Fannie fue la primera en recuperarse de la sorpresa:
– Bueno… qué gentil. ¿Irán a pasear?
– Sí, a casa de Charles -se apresuró a responder Emily.
– ¡Ah, a casa de Charles! -dijo el padre, aliviado-. Hace un par de semanas que no lo vemos. Enviadle saludos.
– ¿Puedo ir? -preguntó Frankie, levantándose del escalón.
– Esta noche no -repuso su hermana.
– ¿Por qué no? Mañana no hay clases y Charles dice…
– ¡Frank Alien! -estalló Emily-. ¡Basta!
– A Tom no le molesta, ¿no es cierto, Tom? -Se apropió de la muñeca de Tom y se colgó de ella-. Dile que puedo ir, ¿síiiiii?
– Me temo que no, Frankie. Quizás en otra ocasión.
– Oh, Cristo -protestó y se fue, enfadado, hacia la sala, donde se tiró al suelo.
Fannie aconsejó:
– Es una noche fresca, Emily, llévate una bufanda.
Emily tomó el abrigo del perchero y empezó a ponérselo sola, pero Tom se acercó por atrás y lo sostuvo, mientras los demás observaban y aprobaban el gesto galante con indisimulada fascinación.
– Pienso que no tardaremos más de una hora -dijo Tom, abriendo la puerta para que saliera Emily.
Esta dirigió una sonrisa tensa a Fannie y a su padre.
– Buenas noches a todos.
– Buenas noches -respondió Fannie.
Edwin no dijo nada.
Los peldaños del porche podrían haber sido los de una horca cuando Tom y Emily bajaron, con las miradas hacia adelante. Tom no aflojó la tensión de los hombros hasta llegar a la calle.
– ¡Uf!
– Fannie lo sabe.
– ¿O sea que se lo has contado?
– No, estoy segura de que lo ha adivinado. Sabe que me atraes desde la primera semana que llegaste al pueblo.

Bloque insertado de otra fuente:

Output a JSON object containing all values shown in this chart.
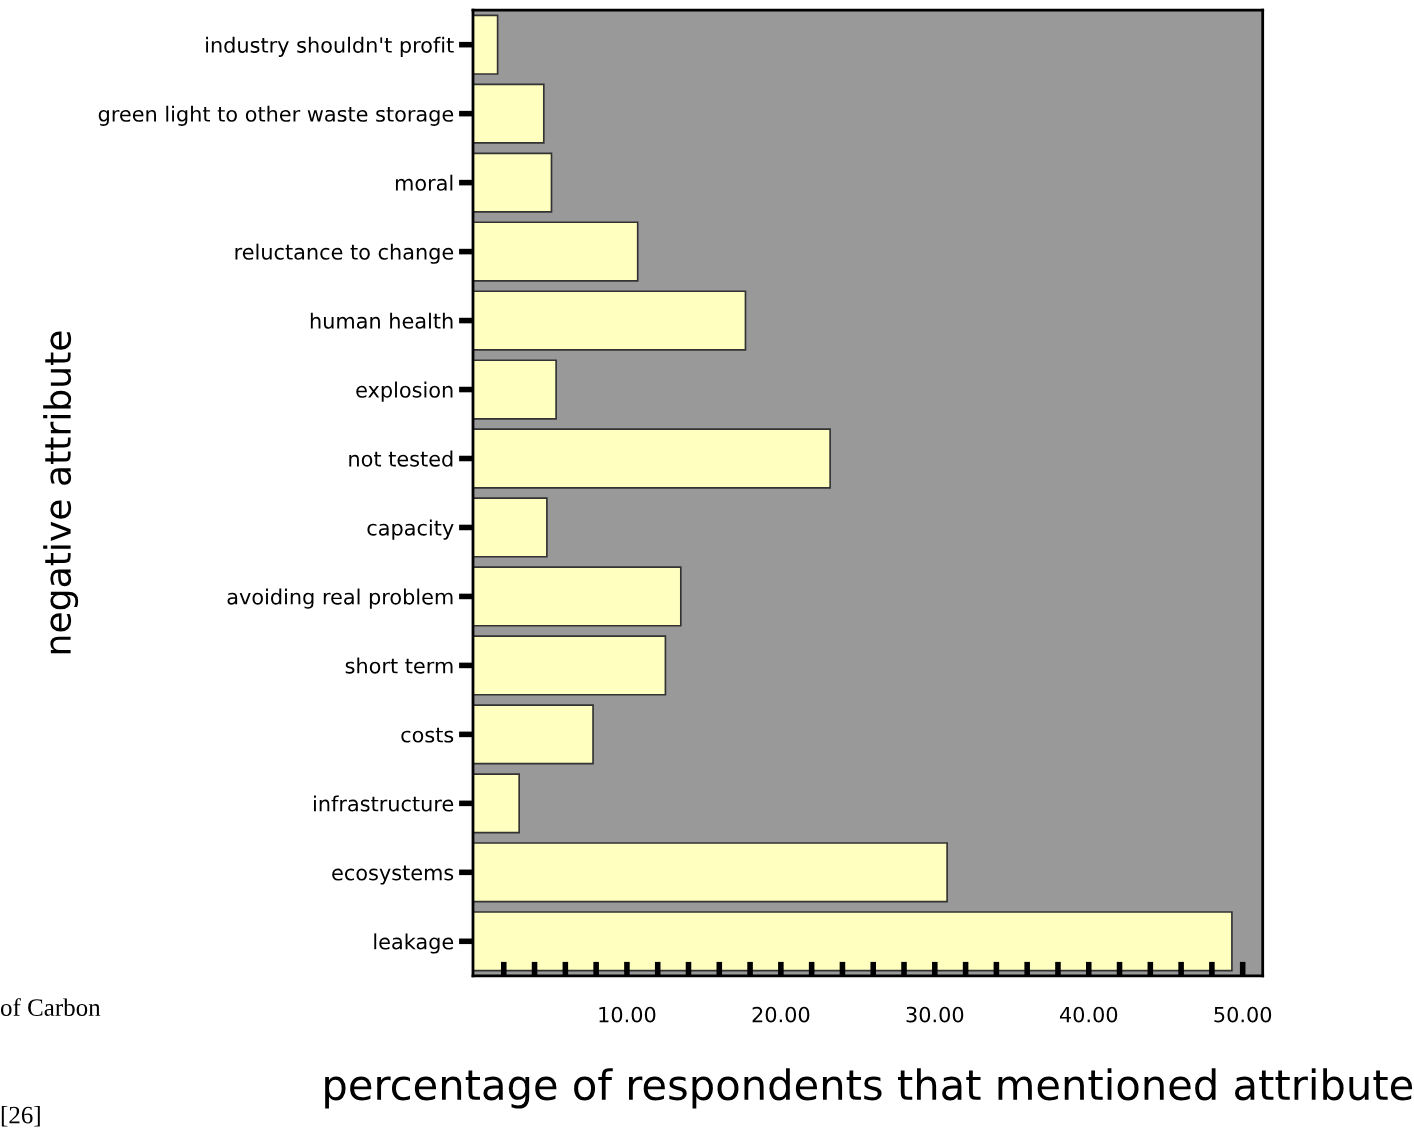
{
  "chart_data": {
    "type": "bar",
    "orientation": "horizontal",
    "xlabel": "percentage of respondents that mentioned attribute",
    "ylabel": "negative attribute",
    "categories": [
      "industry shouldn't profit",
      "green light to other waste storage",
      "moral",
      "reluctance to change",
      "human health",
      "explosion",
      "not tested",
      "capacity",
      "avoiding real problem",
      "short term",
      "costs",
      "infrastructure",
      "ecosystems",
      "leakage"
    ],
    "values": [
      1.6,
      4.6,
      5.1,
      10.7,
      17.7,
      5.4,
      23.2,
      4.8,
      13.5,
      12.5,
      7.8,
      3.0,
      30.8,
      49.3
    ],
    "color": "#ffffc0",
    "xlim": [
      0,
      51.3
    ],
    "xticks": [
      {
        "value": 2,
        "label": null
      },
      {
        "value": 4,
        "label": null
      },
      {
        "value": 6,
        "label": null
      },
      {
        "value": 8,
        "label": null
      },
      {
        "value": 10,
        "label": "10.00"
      },
      {
        "value": 12,
        "label": null
      },
      {
        "value": 14,
        "label": null
      },
      {
        "value": 16,
        "label": null
      },
      {
        "value": 18,
        "label": null
      },
      {
        "value": 20,
        "label": "20.00"
      },
      {
        "value": 22,
        "label": null
      },
      {
        "value": 24,
        "label": null
      },
      {
        "value": 26,
        "label": null
      },
      {
        "value": 28,
        "label": null
      },
      {
        "value": 30,
        "label": "30.00"
      },
      {
        "value": 32,
        "label": null
      },
      {
        "value": 34,
        "label": null
      },
      {
        "value": 36,
        "label": null
      },
      {
        "value": 38,
        "label": null
      },
      {
        "value": 40,
        "label": "40.00"
      },
      {
        "value": 42,
        "label": null
      },
      {
        "value": 44,
        "label": null
      },
      {
        "value": 46,
        "label": null
      },
      {
        "value": 48,
        "label": null
      },
      {
        "value": 50,
        "label": "50.00"
      }
    ],
    "grid": false,
    "annotations": [
      "of Carbon",
      "[26]"
    ]
  }
}
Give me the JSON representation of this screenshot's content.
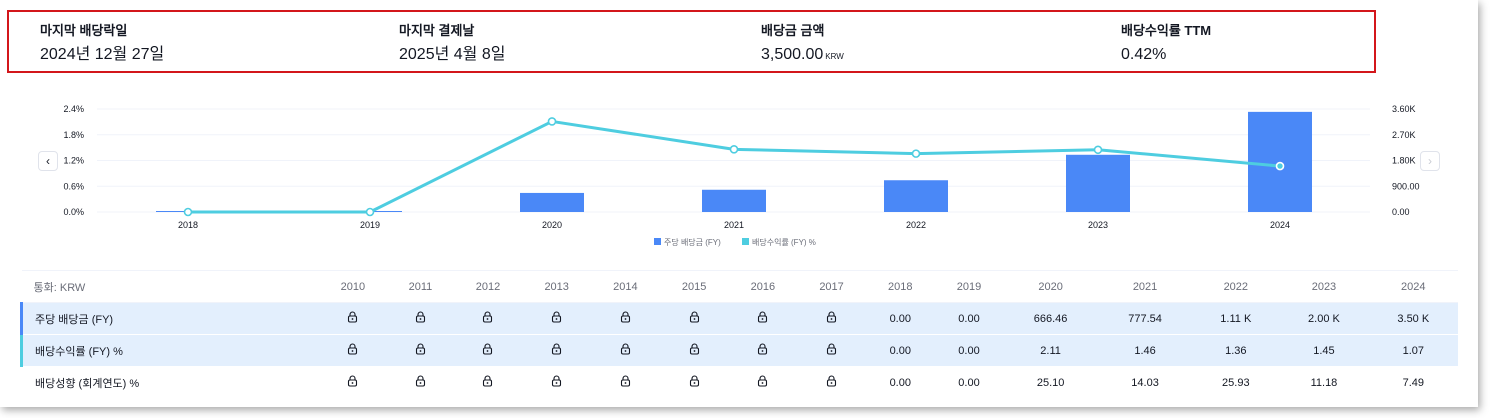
{
  "summary": {
    "ex_date": {
      "label": "마지막 배당락일",
      "value": "2024년 12월 27일"
    },
    "pay_date": {
      "label": "마지막 결제날",
      "value": "2025년 4월 8일"
    },
    "amount": {
      "label": "배당금 금액",
      "value": "3,500.00",
      "unit": "KRW"
    },
    "yield": {
      "label": "배당수익률 TTM",
      "value": "0.42%"
    }
  },
  "nav": {
    "prev_icon": "chevron-left-icon",
    "next_icon": "chevron-right-icon"
  },
  "chart_data": {
    "type": "bar",
    "categories": [
      "2018",
      "2019",
      "2020",
      "2021",
      "2022",
      "2023",
      "2024"
    ],
    "series": [
      {
        "name": "주당 배당금 (FY)",
        "kind": "bar",
        "axis": "right",
        "color": "#4a88f7",
        "values": [
          0,
          0,
          666.46,
          777.54,
          1110,
          2000,
          3500
        ]
      },
      {
        "name": "배당수익률 (FY) %",
        "kind": "line",
        "axis": "left",
        "color": "#4ecde0",
        "values": [
          0,
          0,
          2.11,
          1.46,
          1.36,
          1.45,
          1.07
        ]
      }
    ],
    "left_ticks": [
      "0.0%",
      "0.6%",
      "1.2%",
      "1.8%",
      "2.4%"
    ],
    "right_ticks": [
      "0.00",
      "900.00",
      "1.80K",
      "2.70K",
      "3.60K"
    ],
    "left_range": [
      0,
      2.4
    ],
    "right_range": [
      0,
      3600
    ],
    "legend_position": "bottom-center"
  },
  "table": {
    "currency_label": "통화: KRW",
    "years": [
      "2010",
      "2011",
      "2012",
      "2013",
      "2014",
      "2015",
      "2016",
      "2017",
      "2018",
      "2019",
      "2020",
      "2021",
      "2022",
      "2023",
      "2024"
    ],
    "rows": [
      {
        "label": "주당 배당금 (FY)",
        "locked": 8,
        "values": [
          "0.00",
          "0.00",
          "666.46",
          "777.54",
          "1.11 K",
          "2.00 K",
          "3.50 K"
        ]
      },
      {
        "label": "배당수익률 (FY) %",
        "locked": 8,
        "values": [
          "0.00",
          "0.00",
          "2.11",
          "1.46",
          "1.36",
          "1.45",
          "1.07"
        ]
      },
      {
        "label": "배당성향 (회계연도) %",
        "locked": 8,
        "values": [
          "0.00",
          "0.00",
          "25.10",
          "14.03",
          "25.93",
          "11.18",
          "7.49"
        ]
      }
    ],
    "lock_icon": "lock-icon"
  }
}
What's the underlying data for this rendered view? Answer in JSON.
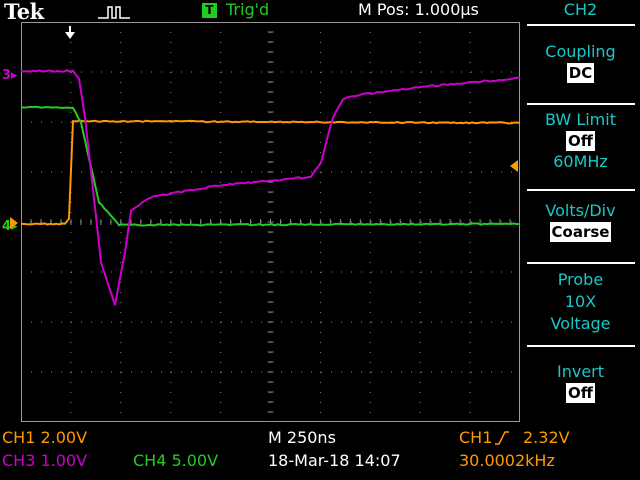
{
  "header": {
    "brand": "Tek",
    "trigger_state_icon": "T",
    "trigger_status": "Trig'd",
    "horizontal_position": "M Pos: 1.000µs"
  },
  "menu": {
    "title": "CH2",
    "items": [
      {
        "label": "Coupling",
        "value": "DC"
      },
      {
        "label": "BW Limit",
        "value": "Off",
        "extra": "60MHz"
      },
      {
        "label": "Volts/Div",
        "value": "Coarse"
      },
      {
        "label": "Probe",
        "value": "10X",
        "extra": "Voltage"
      },
      {
        "label": "Invert",
        "value": "Off"
      }
    ]
  },
  "channel_markers": {
    "ch3": "3",
    "ch4": "4"
  },
  "status": {
    "ch1_scale": "CH1  2.00V",
    "ch3_scale": "CH3  1.00V",
    "ch4_scale": "CH4  5.00V",
    "timebase": "M 250ns",
    "datetime": "18-Mar-18 14:07",
    "trigger_source": "CH1",
    "trigger_slope_icon": "rising-edge-icon",
    "trigger_level": "2.32V",
    "frequency": "30.0002kHz"
  },
  "colors": {
    "ch1": "#ff9900",
    "ch3": "#cc00cc",
    "ch4": "#22cc22",
    "menu_text": "#19c8c8",
    "grid": "#777777"
  }
}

– Oh, ¿en serio? -En el tono había un matiz burlón. Miró sobre el hombro, alejándose de la casa, y la tomó de la mano-. Esa es una novedad.
Cuando Emily se volvió con una sonrisa discreta, se encontró con que Tom le dirigía una igual. Caminaron en silencio, con los dedos entrelazados, disfrutando de un ánimo momentáneamente elevado.